Thanks for the kind words. I'm sorry for letting our users down. We'll ask the t...

throwaway8124 · on Feb 1, 2017

Good morning (posted from throwaway for reasons Ill describe).

I feel for you greatly here, and I commend your openness about how data restoration caused 6 hours of data loss. I too work in a critical area where even minutes DB lost is bad.

We just had our own test event recently. We make sure that we can fail everything over, and run on all secondaries. I found out how that worked; we failed. The problem with this, is I found out after the fact. Due to the secrecy, not even the teams knew why things failed the way they did. I had to piece it together from disjoint hearsay, and now I believe I have a competent picture.

So yes, when I read your post mortem and RCA, it reminded me greatly of what happened here as well. But we all can learn from your example. As for me, I'm posting it as a throwaway due to likely threats on my job.

sytse · on Feb 1, 2017

I agree that 6 hours is way too much.

djm_ · on Feb 1, 2017

Just know that your transparency here in this situation has put you leagues and bounds ahead of other vendors in my mind.

Thank you for sharing.

jameskegel · on Feb 1, 2017

I admire the response and quick action, but after reading this, I get the strong feeling Gitlab et al didn't know they were running a real business with real projects and real people who trusted you to be a good custodian of their data.

throwaway1236t4 · on Feb 1, 2017

I also would ask Why are we running our own Postgre setup and not using RDS? And then Why do we not have production Postgre DBAs on staff that would do this rather than an engineer?

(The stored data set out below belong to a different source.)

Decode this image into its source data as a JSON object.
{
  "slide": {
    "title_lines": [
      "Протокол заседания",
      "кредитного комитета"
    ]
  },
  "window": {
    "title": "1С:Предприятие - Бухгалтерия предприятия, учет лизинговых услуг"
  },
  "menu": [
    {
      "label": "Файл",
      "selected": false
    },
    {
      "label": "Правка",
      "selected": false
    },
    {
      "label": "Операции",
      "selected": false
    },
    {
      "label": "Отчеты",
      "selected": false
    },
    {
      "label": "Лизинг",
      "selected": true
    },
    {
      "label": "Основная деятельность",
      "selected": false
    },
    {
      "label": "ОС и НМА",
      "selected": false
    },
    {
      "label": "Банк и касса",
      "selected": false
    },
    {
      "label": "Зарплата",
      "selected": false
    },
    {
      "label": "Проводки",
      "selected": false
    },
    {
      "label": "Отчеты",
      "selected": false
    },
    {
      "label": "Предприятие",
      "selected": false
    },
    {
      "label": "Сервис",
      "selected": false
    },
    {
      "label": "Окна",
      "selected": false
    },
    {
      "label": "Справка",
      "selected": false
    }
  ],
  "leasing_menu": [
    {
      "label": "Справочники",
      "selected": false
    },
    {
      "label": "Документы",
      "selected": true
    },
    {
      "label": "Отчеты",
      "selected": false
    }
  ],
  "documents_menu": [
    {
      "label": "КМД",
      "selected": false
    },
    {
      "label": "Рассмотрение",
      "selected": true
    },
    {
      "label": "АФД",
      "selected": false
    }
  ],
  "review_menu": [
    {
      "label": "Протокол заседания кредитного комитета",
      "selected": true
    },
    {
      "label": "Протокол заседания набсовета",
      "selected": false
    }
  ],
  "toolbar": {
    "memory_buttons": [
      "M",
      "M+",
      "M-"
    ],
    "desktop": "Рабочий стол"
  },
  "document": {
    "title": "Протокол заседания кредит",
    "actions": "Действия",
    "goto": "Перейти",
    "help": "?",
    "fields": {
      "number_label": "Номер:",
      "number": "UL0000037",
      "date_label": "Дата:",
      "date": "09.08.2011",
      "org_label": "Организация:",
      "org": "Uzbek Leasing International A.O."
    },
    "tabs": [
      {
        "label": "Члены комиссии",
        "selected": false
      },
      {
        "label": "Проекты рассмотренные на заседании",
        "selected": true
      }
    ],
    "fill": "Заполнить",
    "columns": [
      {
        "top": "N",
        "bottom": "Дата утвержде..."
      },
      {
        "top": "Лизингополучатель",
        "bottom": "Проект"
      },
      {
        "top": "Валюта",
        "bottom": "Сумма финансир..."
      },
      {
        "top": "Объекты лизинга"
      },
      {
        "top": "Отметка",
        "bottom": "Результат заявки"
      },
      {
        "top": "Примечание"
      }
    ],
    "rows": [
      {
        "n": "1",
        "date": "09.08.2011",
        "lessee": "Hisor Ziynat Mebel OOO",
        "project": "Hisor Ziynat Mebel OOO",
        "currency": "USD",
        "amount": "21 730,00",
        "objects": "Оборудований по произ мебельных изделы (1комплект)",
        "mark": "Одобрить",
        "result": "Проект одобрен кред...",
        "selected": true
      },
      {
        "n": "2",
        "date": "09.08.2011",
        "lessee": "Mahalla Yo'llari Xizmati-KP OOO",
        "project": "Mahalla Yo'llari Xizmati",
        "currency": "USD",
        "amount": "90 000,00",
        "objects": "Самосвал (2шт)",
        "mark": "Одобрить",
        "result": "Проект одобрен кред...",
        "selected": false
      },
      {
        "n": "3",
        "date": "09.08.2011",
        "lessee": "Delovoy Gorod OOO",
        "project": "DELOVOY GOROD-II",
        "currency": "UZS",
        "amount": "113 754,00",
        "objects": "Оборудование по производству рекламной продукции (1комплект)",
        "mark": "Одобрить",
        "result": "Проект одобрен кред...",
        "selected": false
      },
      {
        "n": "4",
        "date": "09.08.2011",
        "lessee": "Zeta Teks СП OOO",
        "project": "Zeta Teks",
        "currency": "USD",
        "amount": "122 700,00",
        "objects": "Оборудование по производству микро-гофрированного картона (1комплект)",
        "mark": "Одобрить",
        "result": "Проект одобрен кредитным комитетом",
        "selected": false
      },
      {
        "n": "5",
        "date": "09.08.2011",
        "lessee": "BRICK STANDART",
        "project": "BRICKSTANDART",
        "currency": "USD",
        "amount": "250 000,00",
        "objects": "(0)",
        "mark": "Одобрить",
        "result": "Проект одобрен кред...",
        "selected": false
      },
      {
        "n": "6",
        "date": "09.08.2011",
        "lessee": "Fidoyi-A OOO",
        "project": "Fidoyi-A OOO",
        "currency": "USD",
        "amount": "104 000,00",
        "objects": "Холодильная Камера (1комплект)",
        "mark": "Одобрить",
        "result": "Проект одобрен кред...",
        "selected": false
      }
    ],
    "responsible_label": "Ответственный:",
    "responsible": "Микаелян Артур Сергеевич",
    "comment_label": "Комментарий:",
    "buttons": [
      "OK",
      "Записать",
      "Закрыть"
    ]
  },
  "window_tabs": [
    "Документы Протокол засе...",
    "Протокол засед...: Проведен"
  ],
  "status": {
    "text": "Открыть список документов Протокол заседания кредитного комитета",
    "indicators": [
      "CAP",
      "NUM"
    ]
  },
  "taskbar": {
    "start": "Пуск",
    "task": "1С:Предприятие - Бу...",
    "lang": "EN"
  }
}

AsyncAwait · on Feb 1, 2017

They want to have more control over the database and moving providers etc., which is why they're not using RDS, as was explained on the live stream.

mozair · on Feb 1, 2017

make sure everyone is doing ok, don't let them beat themselves over it

all the love and support in the world towards the team

sytse · on Feb 1, 2017

Thanks mozair. Everyone is OK but sad. I sent this tweet earlier https://twitter.com/sytses/status/826598260831842308

Thanks for the support, we've received a lot of kind reactions and are very grateful for them.

sumbry · on Feb 2, 2017

If you do the 5 why's and are honest you'll discover the real root cause is not having a backup and restore procedure that is programmatic.

All outages are blameless. It's always a process failure or lack of a proper system or tool.